If you have a higher than average BMI it may be having a harmful effect on your sleep. Dr Hassan Al Hariri, Head of Sleep Clinic and Pulmonologist, Rashid Hospital, says that weight-related issues are one of the key reasons for sleep disorders such as sleep apnoea. “Weight is a significant factor in your quality of sleep.
“If your BMI exceeds 35, there is a high tendency for your tongue or your neck muscles to relax, especially in deep sleep. This relaxation causes an obstruction at the back of your throat, and when your brain recognises the lack of oxygen you will wake up frequently to stretch those muscles. For some patients, they take a big snore, which occurs when they transition from deep to light sleep.”
Dr Al Hariri’s Sleep Clinic was opened in 2010. At the time, the centre was only able to perform one polysomnography [sleep test] per night and waiting times for patients quickly reached more than four months. Now, the Sleep Clinic is able to perform five tests a night and the waiting list has been reduced to around a week.
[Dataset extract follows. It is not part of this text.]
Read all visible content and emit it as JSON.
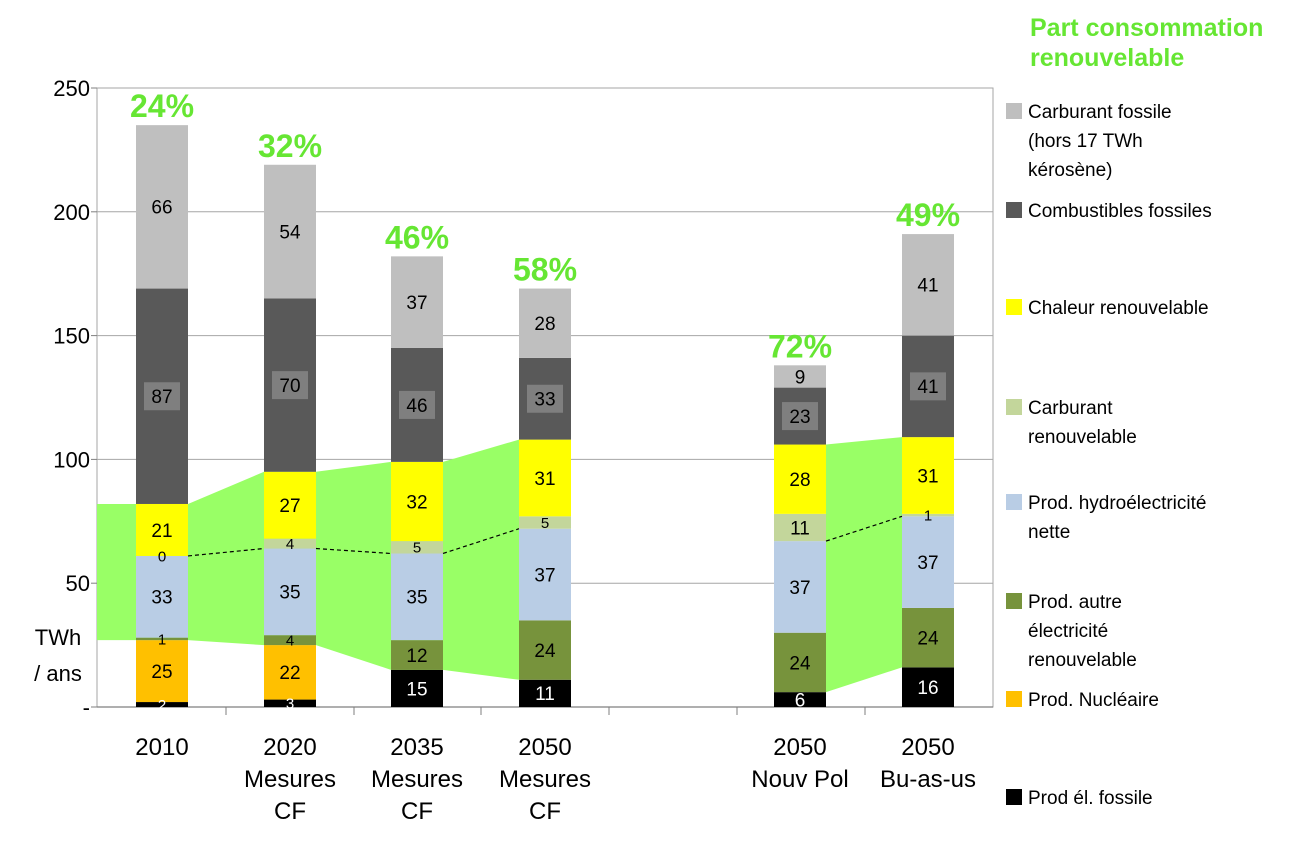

The most common disorders that are found in the sleep tests are insomnia and sleep apnoea. “The patient stays in a private room overnight and we assess them for brain waves, whether they are in deep or light sleep, their breathing, whether they are dreaming and oxygen levels,” says Dr Hariri.
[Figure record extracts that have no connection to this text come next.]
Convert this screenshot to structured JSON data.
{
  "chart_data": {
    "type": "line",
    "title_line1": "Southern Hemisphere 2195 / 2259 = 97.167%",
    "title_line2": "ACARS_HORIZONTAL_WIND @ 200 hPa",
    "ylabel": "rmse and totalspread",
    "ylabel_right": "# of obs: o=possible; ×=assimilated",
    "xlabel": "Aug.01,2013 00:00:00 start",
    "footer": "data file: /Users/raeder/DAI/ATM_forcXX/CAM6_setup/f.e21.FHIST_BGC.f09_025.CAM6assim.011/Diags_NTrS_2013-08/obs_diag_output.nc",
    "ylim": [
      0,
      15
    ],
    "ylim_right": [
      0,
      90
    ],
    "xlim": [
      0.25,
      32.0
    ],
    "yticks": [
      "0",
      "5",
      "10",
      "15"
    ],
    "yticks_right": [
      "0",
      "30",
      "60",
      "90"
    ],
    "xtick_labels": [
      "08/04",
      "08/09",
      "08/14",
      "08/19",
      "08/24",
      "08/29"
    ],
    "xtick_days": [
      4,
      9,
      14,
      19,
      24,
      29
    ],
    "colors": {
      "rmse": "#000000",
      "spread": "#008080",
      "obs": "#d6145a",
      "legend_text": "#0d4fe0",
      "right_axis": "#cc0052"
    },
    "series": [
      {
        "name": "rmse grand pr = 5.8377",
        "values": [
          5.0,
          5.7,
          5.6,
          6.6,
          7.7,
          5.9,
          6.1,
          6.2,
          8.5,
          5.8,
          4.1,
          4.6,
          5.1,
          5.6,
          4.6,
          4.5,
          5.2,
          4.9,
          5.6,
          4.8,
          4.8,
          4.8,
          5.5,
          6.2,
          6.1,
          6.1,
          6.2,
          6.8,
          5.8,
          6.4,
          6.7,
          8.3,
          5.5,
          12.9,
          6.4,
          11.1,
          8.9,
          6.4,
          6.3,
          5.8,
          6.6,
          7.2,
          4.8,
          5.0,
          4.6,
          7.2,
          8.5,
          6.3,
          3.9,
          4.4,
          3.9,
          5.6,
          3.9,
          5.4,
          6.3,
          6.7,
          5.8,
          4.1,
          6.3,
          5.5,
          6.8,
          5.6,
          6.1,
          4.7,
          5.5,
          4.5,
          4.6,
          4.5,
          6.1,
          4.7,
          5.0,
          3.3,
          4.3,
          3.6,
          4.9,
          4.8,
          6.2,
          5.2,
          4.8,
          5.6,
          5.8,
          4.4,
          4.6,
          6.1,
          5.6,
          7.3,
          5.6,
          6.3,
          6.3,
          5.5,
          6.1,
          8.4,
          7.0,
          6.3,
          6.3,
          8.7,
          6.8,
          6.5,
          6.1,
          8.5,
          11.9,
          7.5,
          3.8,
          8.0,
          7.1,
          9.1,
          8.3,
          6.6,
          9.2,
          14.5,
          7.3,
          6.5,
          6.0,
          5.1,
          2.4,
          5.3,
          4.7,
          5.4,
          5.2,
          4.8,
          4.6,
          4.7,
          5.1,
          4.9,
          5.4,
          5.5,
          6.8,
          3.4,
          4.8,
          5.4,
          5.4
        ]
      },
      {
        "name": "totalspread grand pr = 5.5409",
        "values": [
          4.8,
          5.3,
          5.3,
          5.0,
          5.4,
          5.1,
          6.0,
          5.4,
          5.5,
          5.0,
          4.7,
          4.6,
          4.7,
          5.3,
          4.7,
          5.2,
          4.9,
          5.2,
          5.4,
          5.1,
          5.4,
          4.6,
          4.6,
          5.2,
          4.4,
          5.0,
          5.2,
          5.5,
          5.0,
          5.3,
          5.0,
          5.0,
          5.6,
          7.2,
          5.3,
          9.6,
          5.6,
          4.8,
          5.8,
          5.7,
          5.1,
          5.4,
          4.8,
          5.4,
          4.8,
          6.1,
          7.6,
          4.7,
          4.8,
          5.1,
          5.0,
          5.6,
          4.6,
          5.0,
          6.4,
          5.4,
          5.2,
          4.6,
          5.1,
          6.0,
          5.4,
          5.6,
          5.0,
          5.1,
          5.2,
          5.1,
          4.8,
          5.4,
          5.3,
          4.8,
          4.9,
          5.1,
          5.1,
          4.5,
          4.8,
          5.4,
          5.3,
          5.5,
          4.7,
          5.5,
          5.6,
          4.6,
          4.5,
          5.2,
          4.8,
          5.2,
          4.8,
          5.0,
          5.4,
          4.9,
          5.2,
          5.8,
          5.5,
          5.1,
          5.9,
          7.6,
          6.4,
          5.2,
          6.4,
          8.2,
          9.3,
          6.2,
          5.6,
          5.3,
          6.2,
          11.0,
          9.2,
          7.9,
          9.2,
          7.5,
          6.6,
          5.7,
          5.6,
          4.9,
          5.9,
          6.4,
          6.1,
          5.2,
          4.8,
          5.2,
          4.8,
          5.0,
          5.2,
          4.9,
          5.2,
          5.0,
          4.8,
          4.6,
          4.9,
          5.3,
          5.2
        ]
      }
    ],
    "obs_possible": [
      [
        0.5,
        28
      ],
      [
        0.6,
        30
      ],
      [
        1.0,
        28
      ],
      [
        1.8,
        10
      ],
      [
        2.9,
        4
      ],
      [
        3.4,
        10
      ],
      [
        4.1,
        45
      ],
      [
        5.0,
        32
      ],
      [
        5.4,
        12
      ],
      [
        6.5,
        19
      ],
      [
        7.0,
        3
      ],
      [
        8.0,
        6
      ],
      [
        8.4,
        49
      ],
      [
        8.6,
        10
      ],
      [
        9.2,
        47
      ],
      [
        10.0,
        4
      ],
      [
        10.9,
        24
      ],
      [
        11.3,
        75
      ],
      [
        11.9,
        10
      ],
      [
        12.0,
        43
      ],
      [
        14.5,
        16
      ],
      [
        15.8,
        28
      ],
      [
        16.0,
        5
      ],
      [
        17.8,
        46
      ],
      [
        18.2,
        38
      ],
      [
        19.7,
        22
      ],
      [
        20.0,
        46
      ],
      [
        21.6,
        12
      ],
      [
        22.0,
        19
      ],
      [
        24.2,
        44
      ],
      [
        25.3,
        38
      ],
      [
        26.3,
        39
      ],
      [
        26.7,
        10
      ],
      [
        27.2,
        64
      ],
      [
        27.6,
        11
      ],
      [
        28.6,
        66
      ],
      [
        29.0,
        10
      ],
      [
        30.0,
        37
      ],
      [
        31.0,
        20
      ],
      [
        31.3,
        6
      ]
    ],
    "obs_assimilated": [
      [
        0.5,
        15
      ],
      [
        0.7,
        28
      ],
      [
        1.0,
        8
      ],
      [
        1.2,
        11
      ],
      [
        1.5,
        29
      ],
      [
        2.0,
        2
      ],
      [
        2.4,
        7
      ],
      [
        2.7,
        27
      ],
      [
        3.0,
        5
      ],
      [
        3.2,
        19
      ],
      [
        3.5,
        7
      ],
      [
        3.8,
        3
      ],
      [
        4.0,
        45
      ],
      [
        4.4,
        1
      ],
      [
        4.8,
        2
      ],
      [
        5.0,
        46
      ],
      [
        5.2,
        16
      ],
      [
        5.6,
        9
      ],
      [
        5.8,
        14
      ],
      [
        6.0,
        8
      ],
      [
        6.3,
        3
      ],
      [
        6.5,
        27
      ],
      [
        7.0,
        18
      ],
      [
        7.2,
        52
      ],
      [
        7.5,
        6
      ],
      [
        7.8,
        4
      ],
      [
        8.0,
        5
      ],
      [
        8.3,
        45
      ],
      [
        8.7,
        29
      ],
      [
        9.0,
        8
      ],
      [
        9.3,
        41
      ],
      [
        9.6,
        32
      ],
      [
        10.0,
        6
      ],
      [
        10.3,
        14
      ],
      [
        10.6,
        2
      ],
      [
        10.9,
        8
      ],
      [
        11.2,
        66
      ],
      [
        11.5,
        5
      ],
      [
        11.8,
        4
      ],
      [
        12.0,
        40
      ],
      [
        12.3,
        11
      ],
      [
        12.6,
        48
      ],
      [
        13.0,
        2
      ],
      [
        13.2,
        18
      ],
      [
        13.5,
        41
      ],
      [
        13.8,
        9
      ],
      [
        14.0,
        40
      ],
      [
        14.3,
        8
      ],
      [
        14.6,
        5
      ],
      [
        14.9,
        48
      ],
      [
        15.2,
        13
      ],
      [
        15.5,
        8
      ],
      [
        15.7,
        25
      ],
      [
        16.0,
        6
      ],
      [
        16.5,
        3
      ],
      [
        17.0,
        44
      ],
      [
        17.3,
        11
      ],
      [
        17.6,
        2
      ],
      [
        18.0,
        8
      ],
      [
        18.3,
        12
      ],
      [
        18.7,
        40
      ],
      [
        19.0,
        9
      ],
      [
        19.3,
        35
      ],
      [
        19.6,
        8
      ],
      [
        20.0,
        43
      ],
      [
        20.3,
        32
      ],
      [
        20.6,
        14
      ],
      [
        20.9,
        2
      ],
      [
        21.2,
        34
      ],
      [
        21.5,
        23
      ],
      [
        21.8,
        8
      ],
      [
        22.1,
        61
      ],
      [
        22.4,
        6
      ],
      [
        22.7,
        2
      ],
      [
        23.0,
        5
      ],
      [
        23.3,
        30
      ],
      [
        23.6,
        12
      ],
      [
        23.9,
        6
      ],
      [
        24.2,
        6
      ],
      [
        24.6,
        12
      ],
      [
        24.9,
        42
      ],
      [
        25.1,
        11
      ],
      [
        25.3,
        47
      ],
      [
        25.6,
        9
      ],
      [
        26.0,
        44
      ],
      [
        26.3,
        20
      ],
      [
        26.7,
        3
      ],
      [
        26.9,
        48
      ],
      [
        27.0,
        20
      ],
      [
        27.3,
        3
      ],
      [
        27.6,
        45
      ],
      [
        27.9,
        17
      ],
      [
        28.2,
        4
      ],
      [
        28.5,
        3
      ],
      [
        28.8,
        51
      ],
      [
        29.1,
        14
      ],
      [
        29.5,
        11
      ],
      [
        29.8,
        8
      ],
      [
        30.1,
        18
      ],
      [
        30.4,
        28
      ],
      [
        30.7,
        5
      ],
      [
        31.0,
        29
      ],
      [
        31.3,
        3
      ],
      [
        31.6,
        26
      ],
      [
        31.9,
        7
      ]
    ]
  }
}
For the duration of your night’s sleep, for 15-20 per cent of the time, you should be in deep sleep and for 15-20 per cent of the time you should be dreaming in the mild to moderate stages of sleep. Dreaming is characterised by rapid eye movement, where your eyes flicker as you sleep.
Dr Hariri believes that the prevalence of sleep disorders in the UAE is around the same as the international average, affecting between 6 and 8 per cent of the population. In the UAE obesity remains far higher than the international average and Dr Hariri believes that this may have an effect on people’s sleep.
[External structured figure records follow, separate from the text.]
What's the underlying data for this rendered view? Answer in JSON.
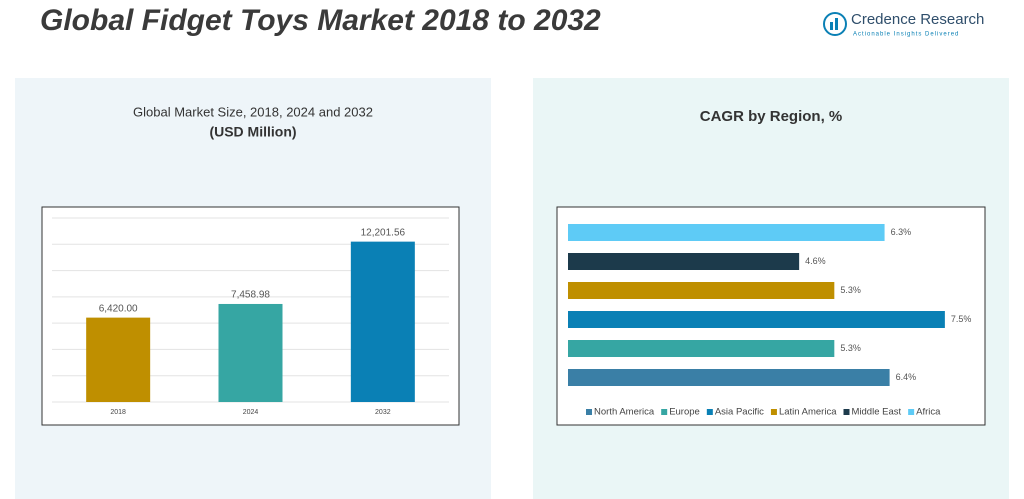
{
  "header": {
    "title": "Global Fidget Toys Market 2018 to 2032",
    "brand": "Credence Research",
    "tagline": "Actionable Insights Delivered"
  },
  "chart_data": [
    {
      "type": "bar",
      "title": "Global Market Size, 2018, 2024 and 2032",
      "subtitle": "(USD Million)",
      "categories": [
        "2018",
        "2024",
        "2032"
      ],
      "values": [
        6420.0,
        7458.98,
        12201.56
      ],
      "value_labels": [
        "6,420.00",
        "7,458.98",
        "12,201.56"
      ],
      "colors": [
        "#bf8f00",
        "#36a6a3",
        "#0a80b5"
      ],
      "ylim": [
        0,
        14000
      ],
      "yticks": [
        0,
        2000,
        4000,
        6000,
        8000,
        10000,
        12000,
        14000
      ],
      "grid": true
    },
    {
      "type": "hbar",
      "title": "CAGR by Region, %",
      "xlim": [
        0,
        8
      ],
      "legend": "bottom",
      "series": [
        {
          "name": "North America",
          "color": "#3a7fa6",
          "values": [
            6.4
          ],
          "value_labels": [
            "6.4%"
          ]
        },
        {
          "name": "Europe",
          "color": "#36a6a3",
          "values": [
            5.3
          ],
          "value_labels": [
            "5.3%"
          ]
        },
        {
          "name": "Asia Pacific",
          "color": "#0a80b5",
          "values": [
            7.5
          ],
          "value_labels": [
            "7.5%"
          ]
        },
        {
          "name": "Latin America",
          "color": "#bf8f00",
          "values": [
            5.3
          ],
          "value_labels": [
            "5.3%"
          ]
        },
        {
          "name": "Middle East",
          "color": "#1c3a4b",
          "values": [
            4.6
          ],
          "value_labels": [
            "4.6%"
          ]
        },
        {
          "name": "Africa",
          "color": "#5ecbf6",
          "values": [
            6.3
          ],
          "value_labels": [
            "6.3%"
          ]
        }
      ]
    }
  ]
}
“We have a higher than average prevalence of diabetes in the UAE, which is why we start looking closely at the relationship between weight-related issues, diabetes and sleep disorders,” he says.
“We looked at data to see if when we treat people for sleep apnoea, does this help control their blood sugar levels and diabetes? In our preliminary findings, we found that when people sleep better, it helps control their blood sugar and blood pressure levels.”
Obesity hyperventilation syndrome
Obesity hyperventilation syndrome (OHS) is condition that affects people with a BMI higher than 35. It’s similar to sleep apnoea but sufferers have high levels of carbon monoxide in their bloodstream. “When you breathe, you breathe in oxygen and exhale carbon monoxide. Your body needs to keep the carbon monoxide levels at around 40 in your blood,” says Dr Hariri. “If you’re obese and, due to your weight, you are not taking deep breaths, carbon monoxide will start accumulating in your blood. OHS occurs when you are not breathing adequately to remove the toxins from your body.”
Since its inception, the team at DHA’s Sleep Clinic has been working hard to raise awareness of sleep disorders and their symptoms. Initially, the focus was on educating healthcare professionals but the emphasis is now on spreading awareness in communities and among the Dubai population. One of the key milestones in the team’s efforts was to convince insurance providers that sleep disorders were diseases that required cover for diagnosis and treatment. “We established new standards for treating sleep disorders in Dubai and insurers started to recognise the importance of the disease and started providing cover for their patients,” says Dr Hariri.
Once patients are diagnosed with a sleep disorder, DHA takes multidisciplinary approach to treatment, where people are referred to nutritionists and ENT departments for specialised care.
If you do suffer from a weight-related sleep disorder though, Dr Hariri’s first recommendation is to lose weight. Put simply, “weight loss is very efficient for treatment.”